The Shetlanders also burned tar barrels on Christmas and New Year’s Eve. So why should we assume the fire traditions now associated with the fifth of November don’t have deeper roots than Guy Fawkes’ gunpowder plot?
In the Devon village of Shebbear, there is no bonfire on the night of the fifth, nor fireworks, nor mention of Guy Fawkes. Instead, they gather before the church where a great boulder has lain since before records began. They call it the Devil’s Stone and believe it must be turned over each year lest the devil plague the village.
Some historians claim that this tradition of turning the stone with poles dates all the way back to Anglo-Saxon times. It seems possible this ancient tradition was moved to the fifth of November in the 17th century when various regional folk traditions were being amalgamated into a nationwide holiday.
The eminent Scottish folklorist James George Frazer wrote in The Golden Bough, published in 1890, that Bonfire night exemplifies “the recrudescence of old customs in modern shapes”. More recently, anthropologists like David Undertown have theorised that Bonfire Night replaced the old Catholic festival of Halloween. This argument is strengthened by the fact that, due to American influence, Halloween has reemerged in Britain and seems to have replaced Bonfire Night as the preeminent autumn festival, at least among younger people.
Other elements of Bonfire Night are clearly unrelated to the gunpowder plot. You will find Morris dancers at the turning of the Shebbear stone and among the bonfire societies of Lewes. While most wear blackface as part of their Morris costumes, one society in Lewes dresses as Zulu warriors with blackened faces and has since changed to brightly coloured face paint so as not to offend.

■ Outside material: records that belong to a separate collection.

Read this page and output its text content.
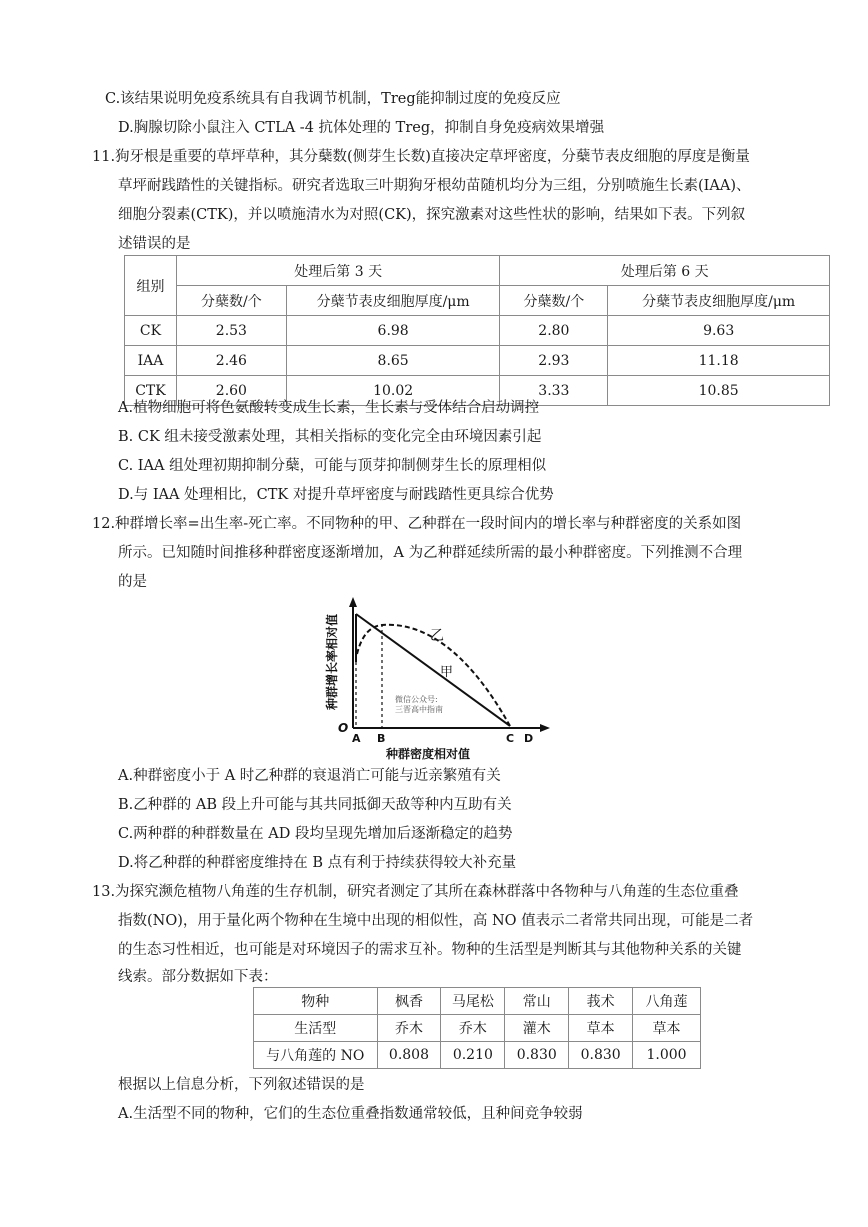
C.该结果说明免疫系统具有自我调节机制，Treg能抑制过度的免疫反应
D.胸腺切除小鼠注入 CTLA -4 抗体处理的 Treg，抑制自身免疫病效果增强
11.狗牙根是重要的草坪草种，其分蘖数(侧芽生长数)直接决定草坪密度，分蘖节表皮细胞的厚度是衡量
草坪耐践踏性的关键指标。研究者选取三叶期狗牙根幼苗随机均分为三组，分别喷施生长素(IAA)、
细胞分裂素(CTK)，并以喷施清水为对照(CK)，探究激素对这些性状的影响，结果如下表。下列叙
述错误的是
组别	处理后第 3 天		处理后第 6 天	
	分蘖数/个	分蘖节表皮细胞厚度/μm	分蘖数/个	分蘖节表皮细胞厚度/μm
CK	2.53	6.98	2.80	9.63
IAA	2.46	8.65	2.93	11.18
CTK	2.60	10.02	3.33	10.85
A.植物细胞可将色氨酸转变成生长素，生长素与受体结合启动调控
B. CK 组未接受激素处理，其相关指标的变化完全由环境因素引起
C. IAA 组处理初期抑制分蘖，可能与顶芽抑制侧芽生长的原理相似
D.与 IAA 处理相比，CTK 对提升草坪密度与耐践踏性更具综合优势
12.种群增长率=出生率-死亡率。不同物种的甲、乙种群在一段时间内的增长率与种群密度的关系如图
所示。已知随时间推移种群密度逐渐增加，A 为乙种群延续所需的最小种群密度。下列推测不合理
的是
乙
甲
O
A B	C D
种群密度相对值
种群增长率相对值	微信公众号:
三晋高中指南
A.种群密度小于 A 时乙种群的衰退消亡可能与近亲繁殖有关
B.乙种群的 AB 段上升可能与其共同抵御天敌等种内互助有关
C.两种群的种群数量在 AD 段均呈现先增加后逐渐稳定的趋势
D.将乙种群的种群密度维持在 B 点有利于持续获得较大补充量
13.为探究濒危植物八角莲的生存机制，研究者测定了其所在森林群落中各物种与八角莲的生态位重叠
指数(NO)，用于量化两个物种在生境中出现的相似性，高 NO 值表示二者常共同出现，可能是二者
的生态习性相近，也可能是对环境因子的需求互补。物种的生活型是判断其与其他物种关系的关键
线索。部分数据如下表：
物种	枫香	马尾松	常山	莪术	八角莲
生活型	乔木	乔木	灌木	草本	草本
与八角莲的 NO	0.808	0.210	0.830	0.830	1.000
根据以上信息分析，下列叙述错误的是
A.生活型不同的物种，它们的生态位重叠指数通常较低，且种间竞争较弱
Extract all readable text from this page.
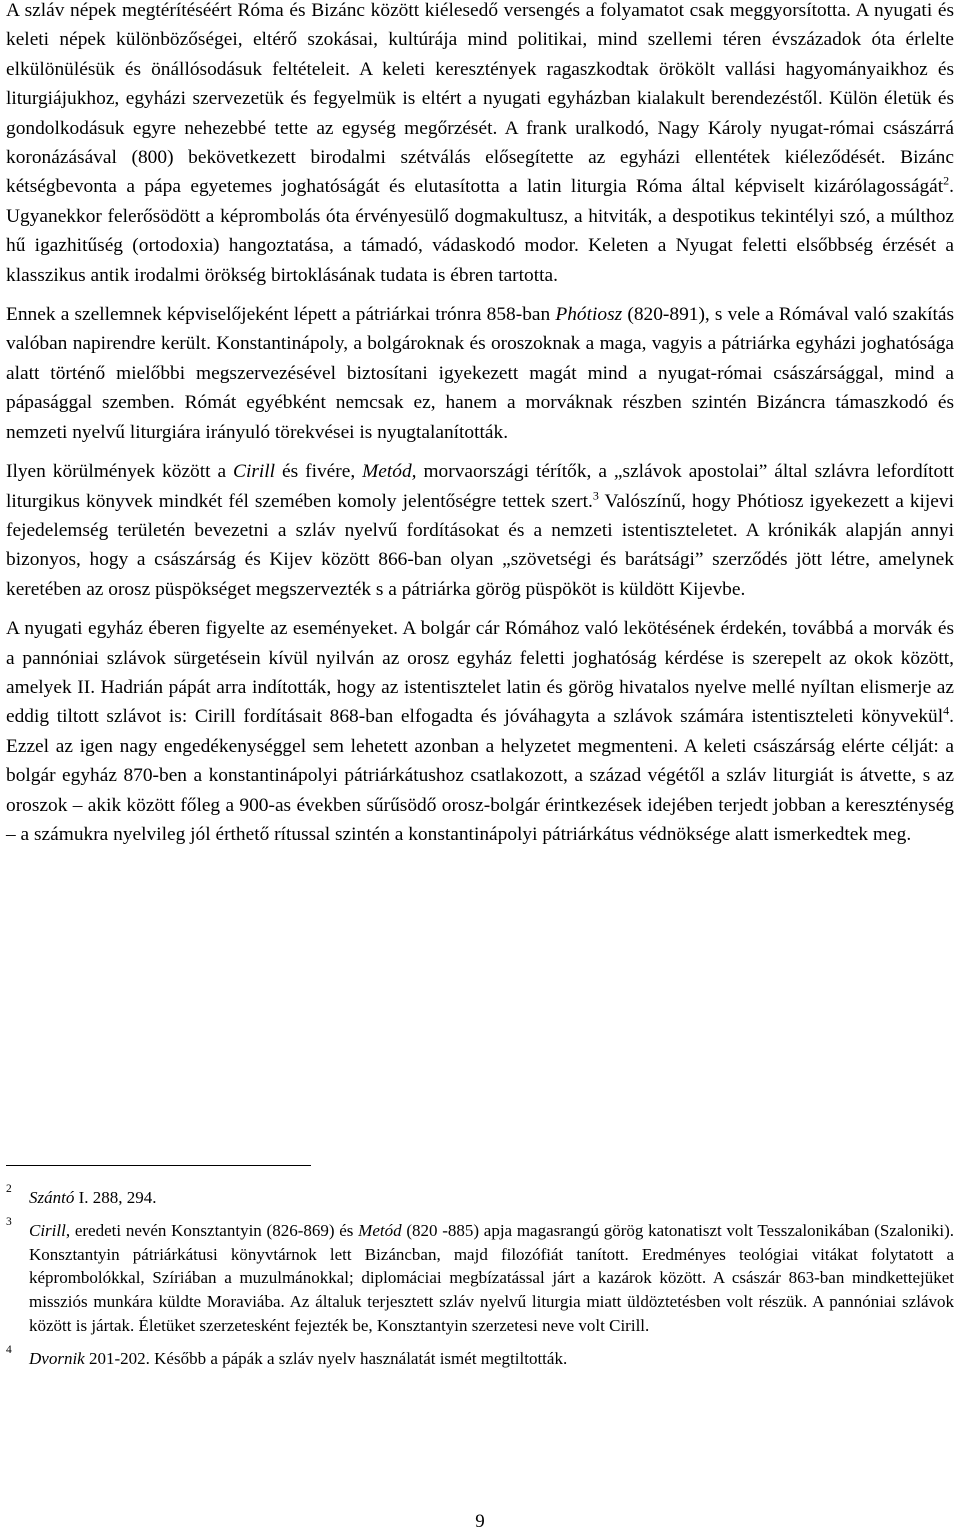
A szláv népek megtérítéséért Róma és Bizánc között kiélesedő versengés a folyamatot csak meggyorsította. A nyugati és keleti népek különbözőségei, eltérő szokásai, kultúrája mind politikai, mind szellemi téren évszázadok óta érlelte elkülönülésük és önállósodásuk feltételeit. A keleti keresztények ragaszkodtak örökölt vallási hagyományaikhoz és liturgiájukhoz, egyházi szervezetük és fegyelmük is eltért a nyugati egyházban kialakult berendezéstől. Külön életük és gondolkodásuk egyre nehezebbé tette az egység megőrzését. A frank uralkodó, Nagy Károly nyugat-római császárrá koronázásával (800) bekövetkezett birodalmi szétválás elősegítette az egyházi ellentétek kiéleződését. Bizánc kétségbevonta a pápa egyetemes joghatóságát és elutasította a latin liturgia Róma által képviselt kizárólagosságát$^2$. Ugyanekkor felerősödött a képrombolás óta érvényesülő dogmakultusz, a hitviták, a despotikus tekintélyi szó, a múlthoz hű igazhitűség (ortodoxia) hangoztatása, a támadó, vádaskodó modor. Keleten a Nyugat feletti elsőbbség érzését a klasszikus antik irodalmi örökség birtoklásának tudata is ébren tartotta.

Ennek a szellemnek képviselőjeként lépett a pátriárkai trónra 858-ban Phótiosz (820-891), s vele a Rómával való szakítás valóban napirendre került. Konstantinápoly, a bolgároknak és oroszoknak a maga, vagyis a pátriárka egyházi joghatósága alatt történő mielőbbi megszervezésével biztosítani igyekezett magát mind a nyugat-római császársággal, mind a pápasággal szemben. Rómát egyébként nemcsak ez, hanem a morváknak részben szintén Bizáncra támaszkodó és nemzeti nyelvű liturgiára irányuló törekvései is nyugtalanították.

Ilyen körülmények között a Cirill és fivére, Metód, morvaországi térítők, a „szlávok apostolai” által szlávra lefordított liturgikus könyvek mindkét fél szemében komoly jelentőségre tettek szert.$^3$ Valószínű, hogy Phótiosz igyekezett a kijevi fejedelemség területén bevezetni a szláv nyelvű fordításokat és a nemzeti istentiszteletet. A krónikák alapján annyi bizonyos, hogy a császárság és Kijev között 866-ban olyan „szövetségi és barátsági” szerződés jött létre, amelynek keretében az orosz püspökséget megszervezték s a pátriárka görög püspököt is küldött Kijevbe.

A nyugati egyház éberen figyelte az eseményeket. A bolgár cár Rómához való lekötésének érdekén, továbbá a morvák és a pannóniai szlávok sürgetésein kívül nyilván az orosz egyház feletti joghatóság kérdése is szerepelt az okok között, amelyek II. Hadrián pápát arra indították, hogy az istentisztelet latin és görög hivatalos nyelve mellé nyíltan elismerje az eddig tiltott szlávot is: Cirill fordításait 868-ban elfogadta és jóváhagyta a szlávok számára istentiszteleti könyvekül$^4$. Ezzel az igen nagy engedékenységgel sem lehetett azonban a helyzetet megmenteni. A keleti császárság elérte célját: a bolgár egyház 870-ben a konstantinápolyi pátriárkátushoz csatlakozott, a század végétől a szláv liturgiát is átvette, s az oroszok – akik között főleg a 900-as években sűrűsödő orosz-bolgár érintkezések idejében terjedt jobban a kereszténység – a számukra nyelvileg jól érthető rítussal szintén a konstantinápolyi pátriárkátus védnöksége alatt ismerkedtek meg.

2 Szántó I. 288, 294.
3 Cirill, eredeti nevén Konsztantyin (826-869) és Metód (820 -885) apja magasrangú görög katonatiszt volt Tesszalonikában (Szaloniki). Konsztantyin pátriárkátusi könyvtárnok lett Bizáncban, majd filozófiát tanított. Eredményes teológiai vitákat folytatott a képrombolókkal, Szíriában a muzulmánokkal; diplomáciai megbízatással járt a kazárok között. A császár 863-ban mindkettejüket missziós munkára küldte Moraviába. Az általuk terjesztett szláv nyelvű liturgia miatt üldöztetésben volt részük. A pannóniai szlávok között is jártak. Életüket szerzetesként fejezték be, Konsztantyin szerzetesi neve volt Cirill.
4 Dvornik 201-202. Később a pápák a szláv nyelv használatát ismét megtiltották.
9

Morris dancers, up and down the country, have traditionally blackened their faces at various times of the year, from May Day to Christmas. This tradition is not limited to Britain but can be found in Holland, Switzerland, Austria and Macedonia, where the blackened face is one of many monstrous disguises associated with a riotous procession of ghouls, usually around Christmas time. Only in the Netherlands and England were the blackened faces later associated with the unrelated and racist black and white minstrels, which offensively imitated sub-Saharan Africans. Originally the blackened face was a disguise and represented the dead since the pagan winter festival of Yule was associated with the dead rather like Halloween is today.
The first mention of this custom was by a Roman historian named Tacitus, who described a Germanic tribe he called the Harii, who painted themselves entirely black and attacked their enemies in the darkness of night. Historians now think the Harii were not a tribe at all but that this word is cognate with the Old Norse’ herjar’ meaning army, usually in reference to the Viking god of Yule and death, Odin, who possessed an army of undead warriors called the einherjar. So this tradition of Germanic men painting themselves as black as corpses evolved over millennia to become the processions of ghouls such as the Krampus that we see in some Alpine nations and the Netherlands.
It isn’t hard to imagine how in Britain, the same kinds of ancient Anglo-Saxon customs in which men dressed as the dead, sometimes with blackface, and which in medieval times came to be associated with the Catholic holidays of Christmas and Halloween, were later amalgamated into more standardised and Protestant forms as the fifth of November became the primary festival of fire and hooliganism during the 17th century.
2 Comments
Your comparative treatment of mythic origjns make you a worthy successor to Sir James George Frazer whom you mention. I hope you will publish an annotated version with original sources that some of us can go to other published accounts that give more dates and descriptive details.
I’m quite sure your thesis is right, Thom. I was convinced of that long before you published this piece, from my own study of the evidence.